Now that I have the time to write a proper journal entry here it is.
Yes, I am back! To submitting art. I will still not be too socially active through this page. I have that reserved to Facebook. Nor am I always open for a chat.
A summary of the more pertinent life events:
I am still good friend with my art teacher/mentor/adopted father Ray. His health has stabilized and he's able to hang around with me, go out to eat, or just coming over to watch movies, as along as he takes care of himself and takes his meds. Something which he does not do every now and then.
In July 13 this year, it'll be 3 years since I started a relationship with
SABERJ2X (Alberto), and moved in with him.
I have been diagnosed with Fibromyalgia officially (finally) and also been approved a prescription of Lyrica, which it's worth is over $300 a bottle. It is this pill that has normalized my life some as it's the more efficient for my kind of pain management at a dose of 150mg.
I will still feel mild constant pain that's bearable as my pain threshold has increased a lot. When a doctor asks me how much pain I'm in I actually have to do several things to know the real answer. One is concentrate in the kind of pain I'm feeling, then put my hands in front of me and slowly rotate them. If they tremble, the amount tells me how bad it is. Another is makes fists and see how hard I'm able to squeeze them and lastly touch around my shoulders and back for muscle spams.
Why do I have to do this?
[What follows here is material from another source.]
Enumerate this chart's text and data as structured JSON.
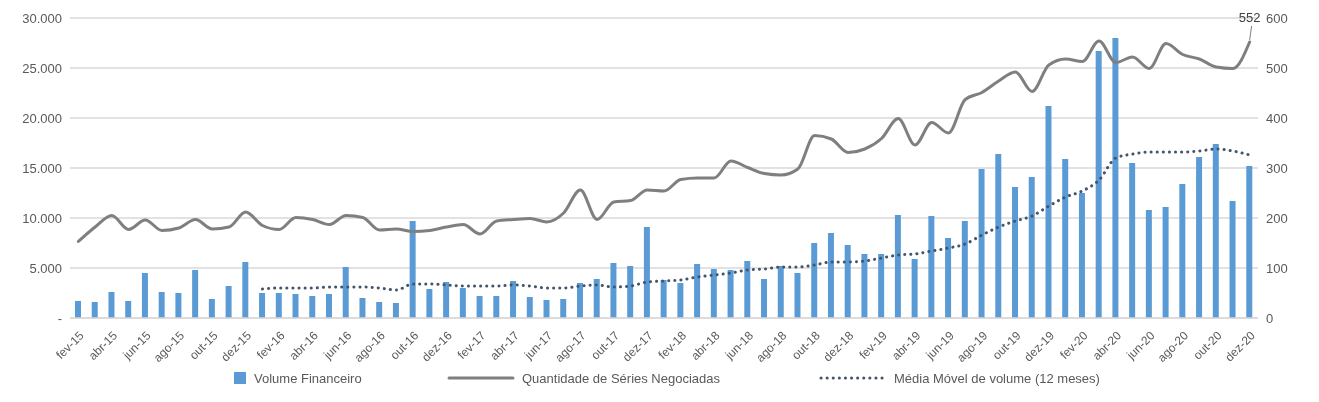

Because Lyrica blocks pain. I won't feel it, but my body still shows the damage. Sometimes I realize I'm in a lot of pain just because I feel miserable and depressed and I'm hunching.
And of course, when it's too much damage my body will let me know when I move around by giving painful twinges if I stretch the hurt muscles and stiffen up my bad enough that I can't bend too much.
This condition has been an over the years research of learning the signs of damage, the physically manifested symptoms and the sensations of different kinds of pain (joint, tendom, muscle, nerve...) I knowing exactly what a fibromyalgia pressure point is and realize that it has also affected my eyesight and cognition. I also learned why there's a symptom called Fibro-fog. When I space out to the point it feels like I'm in a dream. And that something I did mere minutes ago feels like a distant memory that I have trouble telling if it was something I dreamed about or it did truly happen. I often ask my partner a question, and then I have to ask it again because I can't remember what his answer was.
And lastly. As I am currently unemployed and not receiving any sort of monetary aid because our government and health insurance and handicapped aid are SHIT. I am no more than an extra expense to my partner, who has to cover all my medical bills along with having to feed me because I can't cook and every other thing I might need or just want to have as well as regular bills. I only get foodstamps, which I give to him to buy as the cook and I add my comfort foods and cravings on the side. And he only has a part time job so he's not exactly full of money either.
So, I am now taking PAID commission requests. I've done several now as well as art for a comic con. You can see them here:
1drv.ms/1P6GMBmMost are WIPS and photos. Finished, scanned and watermarked art will be uploaded here as well.
If interested contact me at any of the following:
maramatsg@hotmail.com
www.facebook.com/MaRaMaTSG (personal account, be sure to let me know you know me from here! I only add people I know already or are interested in my art)
www.facebook.com/MaRaMaTSG.Art (art gallery)
Any and all money I make will be used for my own expenses as well as ease the wallet of my partner by saving him the money by buying my own stuff and also make me feel freaking useful and purposeful instead of just being a waste of money and space. :/
Maybe take my guy out to eat or buy gifts so I feel I'm returning something back as well.